My mom asked me why I didn’t have an english grade. I told her Mrs. Brown also teaches the 8th grade class and she is going to send them later. I was able to keep that up for about a month. One day in math class, I happened to look out the door’s window and saw my mom standing there in tears. I ran out an hugged her. She kept repeating “Why would you lie to me?” and I started weeping uncontrollably. We both cried in the hall and I kept saying “I’m sorry” over and over. I went home early that day.
I was grounded for six months. Six months. I couldn’t see my friends. No electronics. Only books and music. That is what formed me into the nerd I am now. The one who appreciates art and family. I had something to turn to. This kid that got thrown in jail, he may not even have familial support. He could still be in a cell somewhere as you read this as the authorities try and piece together names and phone numbers from this kid’s broken answers. He has no one.

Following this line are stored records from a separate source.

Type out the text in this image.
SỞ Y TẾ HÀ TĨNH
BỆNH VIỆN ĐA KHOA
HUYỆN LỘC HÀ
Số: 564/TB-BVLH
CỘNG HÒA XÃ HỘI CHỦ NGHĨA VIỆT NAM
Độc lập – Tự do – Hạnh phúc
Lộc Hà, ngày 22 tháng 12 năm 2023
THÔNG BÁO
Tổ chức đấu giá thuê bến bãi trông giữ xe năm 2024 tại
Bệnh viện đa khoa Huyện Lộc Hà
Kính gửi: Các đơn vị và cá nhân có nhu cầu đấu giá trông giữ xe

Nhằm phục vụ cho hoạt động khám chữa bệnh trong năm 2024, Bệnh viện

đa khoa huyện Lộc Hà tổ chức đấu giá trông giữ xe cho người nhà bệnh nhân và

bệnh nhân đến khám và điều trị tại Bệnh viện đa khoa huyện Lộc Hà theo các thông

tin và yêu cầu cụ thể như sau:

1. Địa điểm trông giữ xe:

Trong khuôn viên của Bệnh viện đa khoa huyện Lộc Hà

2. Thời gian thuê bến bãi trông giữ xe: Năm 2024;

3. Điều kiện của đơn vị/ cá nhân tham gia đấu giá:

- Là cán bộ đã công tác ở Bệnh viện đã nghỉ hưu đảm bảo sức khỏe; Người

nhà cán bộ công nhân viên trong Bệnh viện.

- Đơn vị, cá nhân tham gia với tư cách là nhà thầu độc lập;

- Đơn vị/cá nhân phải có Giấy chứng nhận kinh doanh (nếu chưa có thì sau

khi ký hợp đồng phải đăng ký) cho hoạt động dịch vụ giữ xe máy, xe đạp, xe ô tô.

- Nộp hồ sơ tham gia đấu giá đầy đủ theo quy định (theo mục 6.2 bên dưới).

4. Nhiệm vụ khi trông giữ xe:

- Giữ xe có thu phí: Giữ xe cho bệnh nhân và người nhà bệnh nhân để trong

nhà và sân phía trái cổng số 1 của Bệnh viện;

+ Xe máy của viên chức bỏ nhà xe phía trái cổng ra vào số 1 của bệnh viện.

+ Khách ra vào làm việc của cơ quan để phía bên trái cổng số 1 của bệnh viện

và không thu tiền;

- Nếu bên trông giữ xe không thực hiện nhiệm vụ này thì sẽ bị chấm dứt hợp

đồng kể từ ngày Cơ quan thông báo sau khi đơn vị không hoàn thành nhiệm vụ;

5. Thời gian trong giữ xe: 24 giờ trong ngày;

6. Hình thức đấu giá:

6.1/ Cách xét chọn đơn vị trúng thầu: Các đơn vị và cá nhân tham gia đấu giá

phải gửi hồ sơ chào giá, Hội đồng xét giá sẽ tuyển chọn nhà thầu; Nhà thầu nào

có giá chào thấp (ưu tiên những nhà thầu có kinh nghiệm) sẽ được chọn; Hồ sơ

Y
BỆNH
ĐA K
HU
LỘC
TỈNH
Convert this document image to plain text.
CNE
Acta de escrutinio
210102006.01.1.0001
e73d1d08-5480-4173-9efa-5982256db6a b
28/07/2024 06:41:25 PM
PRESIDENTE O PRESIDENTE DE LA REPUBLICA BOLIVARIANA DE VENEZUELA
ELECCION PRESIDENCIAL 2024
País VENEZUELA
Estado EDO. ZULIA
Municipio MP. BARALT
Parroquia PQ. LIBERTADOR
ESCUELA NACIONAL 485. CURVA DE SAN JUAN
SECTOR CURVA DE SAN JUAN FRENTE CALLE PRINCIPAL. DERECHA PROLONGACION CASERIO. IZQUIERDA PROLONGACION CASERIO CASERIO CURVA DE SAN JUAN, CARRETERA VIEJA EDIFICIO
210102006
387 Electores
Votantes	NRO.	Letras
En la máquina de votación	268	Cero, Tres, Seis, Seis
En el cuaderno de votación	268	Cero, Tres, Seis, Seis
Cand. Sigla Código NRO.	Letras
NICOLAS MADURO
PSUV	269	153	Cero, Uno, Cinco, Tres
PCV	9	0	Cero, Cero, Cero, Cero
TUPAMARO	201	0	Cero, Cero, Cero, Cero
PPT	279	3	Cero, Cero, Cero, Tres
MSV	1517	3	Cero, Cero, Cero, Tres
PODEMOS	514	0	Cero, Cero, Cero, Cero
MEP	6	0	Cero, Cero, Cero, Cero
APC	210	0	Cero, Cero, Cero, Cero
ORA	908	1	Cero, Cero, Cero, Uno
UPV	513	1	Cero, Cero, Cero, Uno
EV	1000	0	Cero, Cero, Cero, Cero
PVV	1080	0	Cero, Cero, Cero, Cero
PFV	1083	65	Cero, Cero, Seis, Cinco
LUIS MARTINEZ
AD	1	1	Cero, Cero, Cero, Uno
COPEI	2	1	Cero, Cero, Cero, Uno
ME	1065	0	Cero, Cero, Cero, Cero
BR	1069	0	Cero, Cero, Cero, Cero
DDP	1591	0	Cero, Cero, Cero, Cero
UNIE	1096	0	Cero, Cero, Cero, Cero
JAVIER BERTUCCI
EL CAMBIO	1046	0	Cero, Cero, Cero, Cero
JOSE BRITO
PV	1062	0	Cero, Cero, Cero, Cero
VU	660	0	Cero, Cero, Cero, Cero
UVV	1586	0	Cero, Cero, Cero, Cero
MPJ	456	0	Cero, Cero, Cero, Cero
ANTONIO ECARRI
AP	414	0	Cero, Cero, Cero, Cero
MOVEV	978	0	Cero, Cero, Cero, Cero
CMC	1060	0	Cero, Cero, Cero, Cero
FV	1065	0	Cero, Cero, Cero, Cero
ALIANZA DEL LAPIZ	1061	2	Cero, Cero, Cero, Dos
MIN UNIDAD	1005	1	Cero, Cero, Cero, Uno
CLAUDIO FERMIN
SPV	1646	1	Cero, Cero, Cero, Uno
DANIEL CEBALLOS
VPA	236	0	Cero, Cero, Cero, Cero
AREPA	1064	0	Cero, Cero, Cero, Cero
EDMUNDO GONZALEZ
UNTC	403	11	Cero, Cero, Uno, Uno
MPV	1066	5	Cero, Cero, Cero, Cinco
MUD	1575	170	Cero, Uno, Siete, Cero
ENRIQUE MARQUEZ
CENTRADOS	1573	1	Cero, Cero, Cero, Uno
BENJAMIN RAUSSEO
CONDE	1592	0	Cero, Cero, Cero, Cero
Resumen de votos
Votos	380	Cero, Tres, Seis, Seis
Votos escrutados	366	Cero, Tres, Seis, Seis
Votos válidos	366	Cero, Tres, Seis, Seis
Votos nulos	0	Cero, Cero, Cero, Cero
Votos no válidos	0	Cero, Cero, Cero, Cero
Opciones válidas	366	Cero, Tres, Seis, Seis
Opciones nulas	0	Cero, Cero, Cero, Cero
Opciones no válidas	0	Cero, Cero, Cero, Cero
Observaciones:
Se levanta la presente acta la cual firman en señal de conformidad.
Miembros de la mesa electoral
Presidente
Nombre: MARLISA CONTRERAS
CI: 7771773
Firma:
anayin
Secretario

And now the news tells us that someone he has never met over seas wants him dead. Me too. We have both made this group’s hit list. But for what reason? A few old fucks made some mistakes and don’t know how to sit down and work issues out like understanding human beings. They are corrupted by power and money. They don’t understand that now we might have to pay with truck bombs and deaths in the transit system. We are far too conscious to let another 9/11 happen but every single American is far from in the clear. That kid doesn’t deserve to die.
So what can we do? We help. We serve. But sometimes that isn’t enough. Sometimes things that others have done and ways of life that we’ve stood by blindly come back. All we can do is apologize and work our hardest to make sure our children don’t have to face this again.
What we need is the death of the ego. Only then can we move on. Until that happens, we must all live in fear of each other but you can pledge to everyone around you that you will always be there to help. You can let them know that you are a human being and that you make mistakes but can be quick to forgive others for the same flaw.
No one was born knowing what to do. No one was born a better screaming baby than the other. Our systems have placed people ahead of others. One day we may find the answers but in the mean time, please, please try and be civil to each other. That’s all we have right now.